Mike Tyson’s Punch-Out – NES – 9.4 A+
About the Asset
I wrote all about this copy and the similar copy that has been trading at Rally Road when it IPO’d last month. In short:
- The Otis copy is also graded 9.4 A+ with No Rev-A, Round SOQ and Orange Bullets – it’s the 2nd earliest version.
It IPO’d just a few weeks ago for $136,800 and sold out within minutes.
About the Offer
Otis has received a net offer of $350,000, which is a 155.8% premium to the IPO. Otis has gone back and forth with their tax treatment so I don’t have an educated guess on what the gross offer was if it wasn’t $350K.
Recent Sales History and Valuation
When I wrote up the IPO, I conservatively placed a $212,000 value on it while acknowledging it was probably worth more (because the IPO was way less, I encouraged people to invest in it and invested in it myself). I also talked about the July auction, saying that a result of $40K or so for each of the two variations hammering at Heritage would be in line with that valuation. Well, one went for $84,000 and the other went for $78,000, indicating a 2x jump in value.
The 8.0 A+ mid-production that sold for $84,000 implies around a $400K valuation for a 9.4 A+ and the 9.2 A++ late-production that went for $78,000 implies a $120K value for a 9.4 A+ late production. Mid productions have generally goen for 4x the late productions so that would put the value at around $480K.
Now, keep in mind this $400,000-$480,000 valuation is for the Rev-A version (the same as Rally’s copy) — Otis’ copy is the No Rev-A version, an earlier variant that is probably worth 50-100% more — that puts this copy (with a wide error bar) at anywhere between $600,000-$960,000. There just haven’t been any sales of a No Rev-A version so I don’t want to put an exact figure on it, because in any case, its value is way higher than the buyout offer.
Inferred value – $600,000-$960,000
I own shares in this asset and I voted NO – the offer is way too low.
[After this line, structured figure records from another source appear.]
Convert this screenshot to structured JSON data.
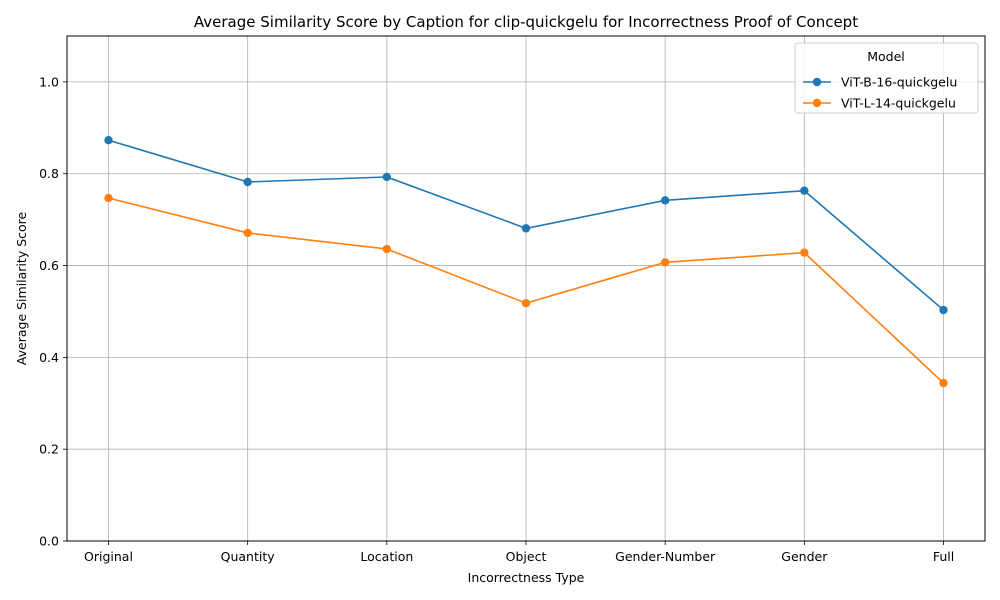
{
  "chart_data": {
    "type": "line",
    "title": "Average Similarity Score by Caption for clip-quickgelu for Incorrectness Proof of Concept",
    "xlabel": "Incorrectness Type",
    "ylabel": "Average Similarity Score",
    "categories": [
      "Original",
      "Quantity",
      "Location",
      "Object",
      "Gender-Number",
      "Gender",
      "Full"
    ],
    "ylim": [
      0,
      1.1
    ],
    "yticks": [
      "0.0",
      "0.2",
      "0.4",
      "0.6",
      "0.8",
      "1.0"
    ],
    "grid": true,
    "legend": {
      "title": "Model",
      "position": "top-right"
    },
    "series": [
      {
        "name": "ViT-B-16-quickgelu",
        "color": "#1f77b4",
        "values": [
          0.873,
          0.782,
          0.793,
          0.681,
          0.742,
          0.763,
          0.503
        ]
      },
      {
        "name": "ViT-L-14-quickgelu",
        "color": "#ff7f0e",
        "values": [
          0.747,
          0.671,
          0.636,
          0.518,
          0.607,
          0.628,
          0.344
        ]
      }
    ]
  }
}
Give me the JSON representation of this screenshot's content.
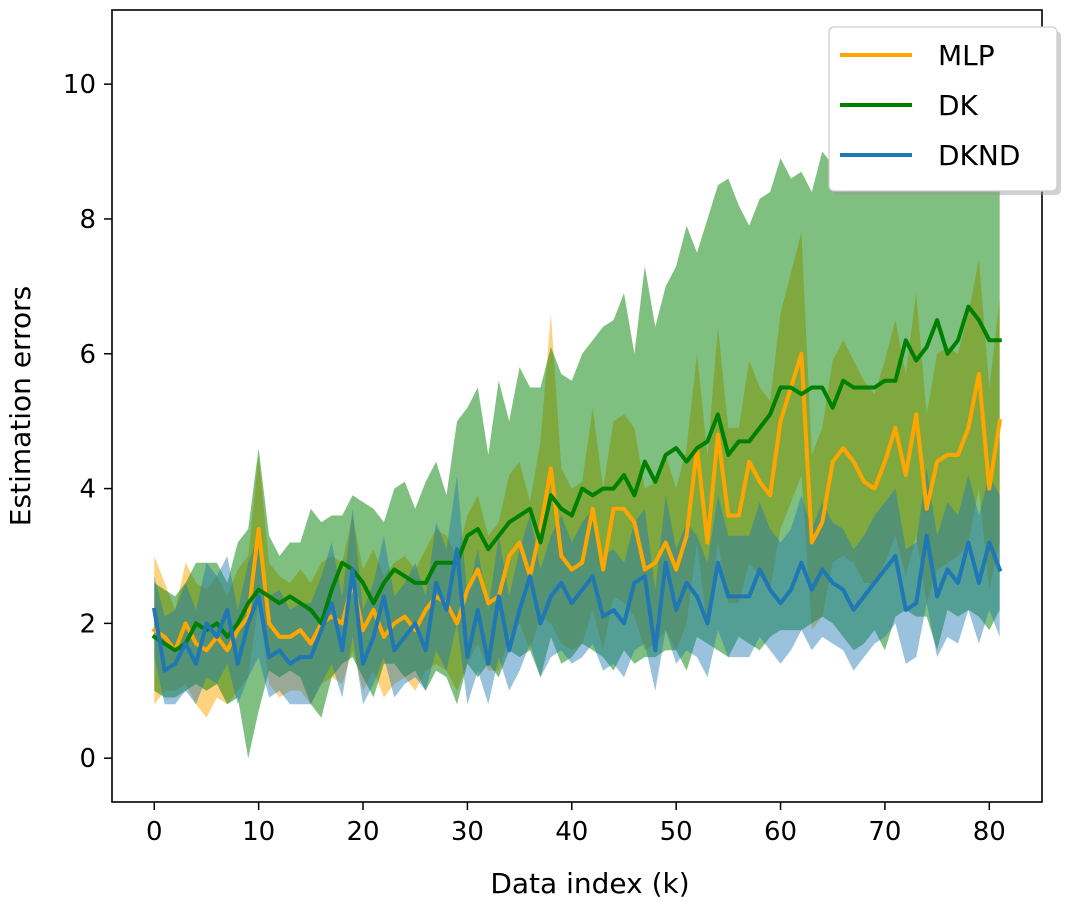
{
  "chart_data": {
    "type": "line",
    "title": "",
    "xlabel": "Data index (k)",
    "ylabel": "Estimation errors",
    "xlim": [
      -4.05,
      85.05
    ],
    "ylim": [
      -0.65,
      11.1
    ],
    "xticks": [
      0,
      10,
      20,
      30,
      40,
      50,
      60,
      70,
      80
    ],
    "xtick_labels": [
      "0",
      "10",
      "20",
      "30",
      "40",
      "50",
      "60",
      "70",
      "80"
    ],
    "yticks": [
      0,
      2,
      4,
      6,
      8,
      10
    ],
    "ytick_labels": [
      "0",
      "2",
      "4",
      "6",
      "8",
      "10"
    ],
    "grid": false,
    "legend_position": "top-right",
    "x_start": 0,
    "x_step": 1,
    "series": [
      {
        "name": "MLP",
        "color": "#ffa500",
        "band_alpha": 0.5,
        "mean": [
          1.9,
          1.8,
          1.6,
          2.0,
          1.7,
          1.6,
          1.8,
          1.6,
          1.9,
          2.1,
          3.4,
          2.0,
          1.8,
          1.8,
          1.9,
          1.7,
          2.0,
          2.1,
          2.0,
          2.6,
          1.9,
          2.2,
          1.8,
          2.0,
          2.1,
          1.9,
          2.2,
          2.4,
          2.3,
          2.0,
          2.5,
          2.8,
          2.3,
          2.4,
          3.0,
          3.2,
          2.7,
          3.4,
          4.3,
          3.0,
          2.8,
          2.9,
          3.7,
          2.8,
          3.7,
          3.7,
          3.5,
          2.8,
          2.9,
          3.2,
          2.8,
          3.3,
          4.6,
          3.2,
          4.8,
          3.6,
          3.6,
          4.4,
          4.1,
          3.9,
          5.0,
          5.5,
          6.0,
          3.2,
          3.5,
          4.4,
          4.6,
          4.4,
          4.1,
          4.0,
          4.4,
          4.9,
          4.2,
          5.1,
          3.7,
          4.4,
          4.5,
          4.5,
          4.9,
          5.7,
          4.0,
          5.0
        ],
        "upper": [
          3.0,
          2.6,
          2.2,
          2.9,
          2.6,
          2.5,
          2.7,
          2.4,
          2.8,
          3.0,
          4.5,
          2.9,
          2.7,
          2.6,
          2.8,
          2.6,
          2.9,
          3.0,
          2.9,
          3.6,
          2.8,
          3.1,
          2.7,
          2.9,
          3.0,
          2.8,
          3.1,
          3.4,
          3.3,
          3.0,
          3.6,
          3.9,
          3.3,
          3.5,
          4.2,
          4.4,
          3.8,
          4.7,
          6.6,
          4.3,
          4.0,
          4.1,
          5.2,
          4.0,
          5.0,
          5.1,
          4.9,
          4.0,
          4.1,
          4.5,
          4.0,
          4.6,
          6.0,
          4.5,
          6.4,
          4.9,
          4.9,
          5.9,
          5.5,
          5.3,
          6.6,
          7.2,
          7.8,
          4.5,
          4.9,
          5.9,
          6.2,
          5.9,
          5.6,
          5.4,
          5.9,
          6.5,
          5.7,
          6.9,
          5.1,
          6.0,
          6.1,
          6.0,
          6.6,
          7.4,
          5.5,
          6.8
        ],
        "lower": [
          0.8,
          1.0,
          1.0,
          1.1,
          0.8,
          0.6,
          0.9,
          0.8,
          1.0,
          1.2,
          2.3,
          1.1,
          0.9,
          1.0,
          1.0,
          0.8,
          1.1,
          1.2,
          1.1,
          1.6,
          1.0,
          1.3,
          0.9,
          1.1,
          1.2,
          1.0,
          1.3,
          1.4,
          1.3,
          1.0,
          1.4,
          1.7,
          1.3,
          1.3,
          1.8,
          2.0,
          1.6,
          2.1,
          2.0,
          1.7,
          1.6,
          1.7,
          2.2,
          1.6,
          2.4,
          2.3,
          2.1,
          1.6,
          1.7,
          1.9,
          1.6,
          2.0,
          3.2,
          1.9,
          3.2,
          2.3,
          2.3,
          2.9,
          2.7,
          2.5,
          3.4,
          3.8,
          4.2,
          1.9,
          2.1,
          2.9,
          3.0,
          2.9,
          2.6,
          2.6,
          2.9,
          3.3,
          2.7,
          3.3,
          2.3,
          2.8,
          2.9,
          3.0,
          3.2,
          4.0,
          2.5,
          3.2
        ]
      },
      {
        "name": "DK",
        "color": "#008000",
        "band_alpha": 0.5,
        "mean": [
          1.8,
          1.7,
          1.6,
          1.7,
          2.0,
          1.9,
          2.0,
          1.8,
          2.0,
          2.3,
          2.5,
          2.4,
          2.3,
          2.4,
          2.3,
          2.2,
          2.0,
          2.5,
          2.9,
          2.8,
          2.6,
          2.3,
          2.6,
          2.8,
          2.7,
          2.6,
          2.6,
          2.9,
          2.9,
          2.9,
          3.3,
          3.4,
          3.1,
          3.3,
          3.5,
          3.6,
          3.7,
          3.2,
          3.9,
          3.7,
          3.6,
          4.0,
          3.9,
          4.0,
          4.0,
          4.2,
          3.9,
          4.4,
          4.1,
          4.5,
          4.6,
          4.4,
          4.6,
          4.7,
          5.1,
          4.5,
          4.7,
          4.7,
          4.9,
          5.1,
          5.5,
          5.5,
          5.4,
          5.5,
          5.5,
          5.2,
          5.6,
          5.5,
          5.5,
          5.5,
          5.6,
          5.6,
          6.2,
          5.9,
          6.1,
          6.5,
          6.0,
          6.2,
          6.7,
          6.5,
          6.2,
          6.2
        ],
        "upper": [
          2.6,
          2.5,
          2.4,
          2.6,
          2.9,
          2.9,
          2.9,
          2.6,
          3.2,
          3.4,
          4.6,
          3.3,
          3.0,
          3.2,
          3.2,
          3.7,
          3.5,
          3.6,
          3.6,
          3.9,
          3.8,
          3.7,
          3.5,
          4.0,
          4.1,
          3.7,
          4.1,
          4.4,
          3.9,
          5.0,
          5.2,
          5.5,
          4.5,
          5.6,
          5.0,
          5.8,
          5.5,
          5.5,
          6.1,
          5.7,
          5.6,
          6.0,
          6.2,
          6.4,
          6.5,
          6.9,
          6.0,
          7.3,
          6.4,
          7.0,
          7.3,
          7.9,
          7.5,
          8.0,
          8.5,
          8.6,
          8.2,
          7.9,
          8.3,
          8.4,
          8.9,
          8.6,
          8.7,
          8.4,
          9.0,
          8.8,
          8.7,
          9.1,
          8.5,
          8.9,
          8.5,
          9.4,
          9.6,
          9.0,
          9.7,
          9.9,
          9.2,
          9.4,
          9.5,
          9.0,
          8.7,
          8.6
        ],
        "lower": [
          1.0,
          0.9,
          0.9,
          1.0,
          1.1,
          1.0,
          1.1,
          0.8,
          0.9,
          0.0,
          0.7,
          1.3,
          1.2,
          1.3,
          1.2,
          0.8,
          0.6,
          1.2,
          1.4,
          1.5,
          1.2,
          0.9,
          1.4,
          1.4,
          1.2,
          1.3,
          1.0,
          1.3,
          1.2,
          0.8,
          1.4,
          1.2,
          1.4,
          1.2,
          1.6,
          1.5,
          1.6,
          1.2,
          1.8,
          1.4,
          1.5,
          1.7,
          1.6,
          1.5,
          1.3,
          1.6,
          1.4,
          1.5,
          1.5,
          1.6,
          1.6,
          1.3,
          1.8,
          1.7,
          1.6,
          1.5,
          1.8,
          1.7,
          1.6,
          1.8,
          1.9,
          1.9,
          1.9,
          2.0,
          2.1,
          2.0,
          1.8,
          1.6,
          1.7,
          1.9,
          1.6,
          2.1,
          2.2,
          2.1,
          2.1,
          1.6,
          2.2,
          2.1,
          2.2,
          2.1,
          1.9,
          2.2
        ]
      },
      {
        "name": "DKND",
        "color": "#1f77b4",
        "band_alpha": 0.45,
        "mean": [
          2.2,
          1.3,
          1.4,
          1.7,
          1.4,
          2.0,
          1.8,
          2.2,
          1.4,
          2.0,
          2.4,
          1.5,
          1.6,
          1.4,
          1.5,
          1.5,
          1.9,
          2.3,
          1.6,
          2.8,
          1.4,
          1.8,
          2.4,
          1.6,
          1.8,
          2.0,
          1.6,
          2.6,
          2.2,
          3.1,
          1.5,
          2.2,
          1.4,
          2.4,
          1.6,
          2.2,
          2.7,
          2.0,
          2.4,
          2.6,
          2.3,
          2.5,
          2.7,
          2.1,
          2.2,
          2.0,
          2.6,
          2.7,
          1.6,
          2.9,
          2.2,
          2.6,
          2.4,
          2.0,
          2.9,
          2.4,
          2.4,
          2.4,
          2.8,
          2.5,
          2.3,
          2.5,
          2.9,
          2.5,
          2.8,
          2.6,
          2.5,
          2.2,
          2.4,
          2.6,
          2.8,
          3.0,
          2.2,
          2.3,
          3.3,
          2.4,
          2.8,
          2.6,
          3.2,
          2.6,
          3.2,
          2.8
        ],
        "upper": [
          2.7,
          2.1,
          2.2,
          2.6,
          2.2,
          2.9,
          2.7,
          3.0,
          2.2,
          2.9,
          3.3,
          2.4,
          2.5,
          2.2,
          2.3,
          2.3,
          2.7,
          3.2,
          2.4,
          3.7,
          2.2,
          2.6,
          3.3,
          2.4,
          2.6,
          2.9,
          2.4,
          3.5,
          3.1,
          4.2,
          2.4,
          3.1,
          2.2,
          3.3,
          2.4,
          3.1,
          3.6,
          2.8,
          3.3,
          3.6,
          3.2,
          3.5,
          3.7,
          3.0,
          3.1,
          2.9,
          3.5,
          3.7,
          2.5,
          3.9,
          3.1,
          3.5,
          3.3,
          2.9,
          3.9,
          3.3,
          3.3,
          3.3,
          3.8,
          3.4,
          3.2,
          3.4,
          3.9,
          3.4,
          3.8,
          3.5,
          3.4,
          3.1,
          3.3,
          3.6,
          3.8,
          4.0,
          3.1,
          3.2,
          4.3,
          3.3,
          3.8,
          3.6,
          4.2,
          3.6,
          4.2,
          3.9
        ],
        "lower": [
          1.5,
          0.8,
          0.8,
          1.0,
          0.8,
          1.2,
          1.1,
          1.4,
          0.8,
          1.2,
          1.5,
          0.9,
          1.0,
          0.8,
          0.8,
          0.8,
          1.1,
          1.4,
          0.9,
          1.8,
          0.8,
          1.1,
          1.5,
          0.9,
          1.1,
          1.2,
          1.0,
          1.6,
          1.3,
          2.0,
          0.8,
          1.3,
          0.8,
          1.5,
          1.0,
          1.3,
          1.7,
          1.2,
          1.5,
          1.6,
          1.4,
          1.5,
          1.7,
          1.3,
          1.4,
          1.2,
          1.6,
          1.7,
          1.0,
          1.9,
          1.4,
          1.6,
          1.5,
          1.2,
          1.9,
          1.5,
          1.5,
          1.5,
          1.8,
          1.6,
          1.4,
          1.6,
          1.9,
          1.6,
          1.8,
          1.7,
          1.6,
          1.3,
          1.5,
          1.7,
          1.8,
          2.0,
          1.4,
          1.5,
          2.3,
          1.5,
          1.8,
          1.7,
          2.2,
          1.7,
          2.2,
          1.8
        ]
      }
    ]
  }
}
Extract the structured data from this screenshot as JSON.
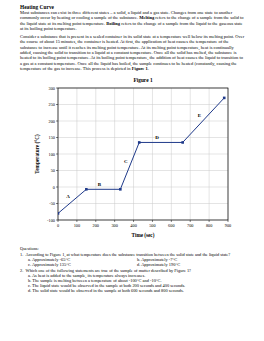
{
  "title": "Heating Curve",
  "paragraphs": [
    {
      "runs": [
        {
          "text": "Most substances can exist in three different states – a solid, a liquid and a gas state. Changes from one state to another commonly occur by heating or cooling a sample of the substance. "
        },
        {
          "text": "Melting",
          "bold": true
        },
        {
          "text": " refers to the change of a sample from the solid to the liquid state at its melting point temperature. "
        },
        {
          "text": "Boiling",
          "bold": true
        },
        {
          "text": " refers to the change of a sample from the liquid to the gaseous state at its boiling point temperature."
        }
      ]
    },
    {
      "runs": [
        {
          "text": "Consider a substance that is present in a sealed container in its solid state at a temperature well below its melting point. Over the course of about 15 minutes, the container is heated. At first, the application of heat causes the temperature of the substance to increase until it reaches its melting point temperature. At its melting point temperature, heat is continually added, causing the solid to transition to a liquid at a constant temperature. Once all the solid has melted, the substance is heated to its boiling point temperature. At its boiling point temperature, the addition of heat causes the liquid to transition to a gas at a constant temperature. Once all the liquid has boiled, the sample continues to be heated (constantly, causing the temperature of the gas to increase. This process is depicted in "
        },
        {
          "text": "Figure 1",
          "bold": true
        },
        {
          "text": "."
        }
      ]
    }
  ],
  "chart_data": {
    "type": "line",
    "title": "Figure 1",
    "x_label": "Time (sec)",
    "y_label": "Temperature (°C)",
    "x": [
      0,
      150,
      330,
      430,
      660,
      880
    ],
    "values": [
      -80,
      -7,
      -7,
      135,
      135,
      270
    ],
    "segment_labels": [
      "A",
      "B",
      "C",
      "D",
      "E"
    ],
    "color": "#1f3a8a",
    "marker": "square",
    "xlim": [
      0,
      900
    ],
    "xticks": [
      0,
      100,
      200,
      300,
      400,
      500,
      600,
      700,
      800,
      900
    ],
    "ylim": [
      -100,
      300
    ],
    "yticks": [
      -100,
      -50,
      0,
      50,
      100,
      150,
      200,
      250,
      300
    ],
    "grid": true
  },
  "questions_heading": "Questions:",
  "questions": [
    {
      "number": "1.",
      "text": "According to Figure 1, at what temperature does the substance transition between the solid state and the liquid state?",
      "options": [
        "a. Approximately -65°C",
        "b. Approximately -7°C",
        "c. Approximately 135°C",
        "d. Approximately 190°C"
      ]
    },
    {
      "number": "2.",
      "text": "Which one of the following statements are true of the sample of matter described by Figure 1?",
      "options": [
        "a. As heat is added to the sample, its temperature always increases.",
        "b. The sample is melting between a temperature of about -100°C and -10°C.",
        "c. The liquid state would be observed in the sample at both 200 seconds and 400 seconds.",
        "d. The solid state would be observed in the sample at both 600 seconds and 800 seconds."
      ]
    }
  ]
}
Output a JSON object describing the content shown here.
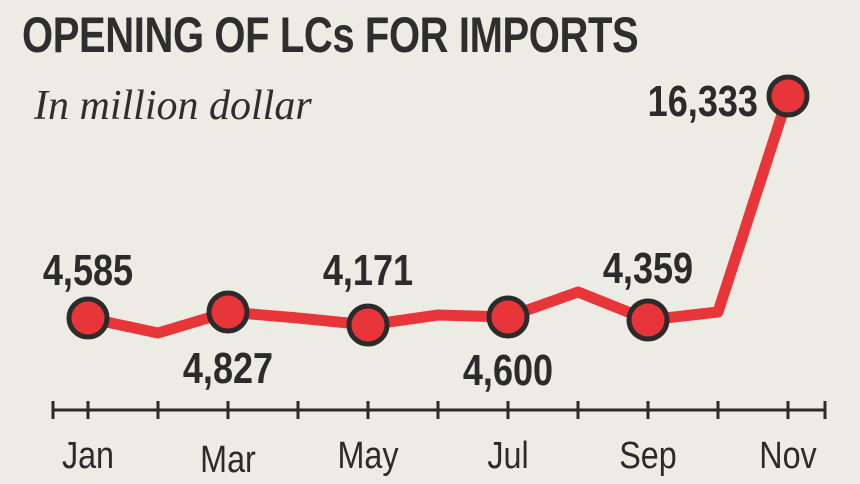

Beyond the valuation discrepancy, I personally dislike when an asset gets bought out before it has a chance to trade. As Wyatt has helpfully pointed out, “The only reason to submit a buyout offer before an asset hits the secondary market is because you think it will trade higher in the secondary market.”
Also remember, Otis shareholders smartly turned down a $200,000 buyout offer of their Super Mario Bros asset that is now trading at a $465,000 valuation. VOTE NO!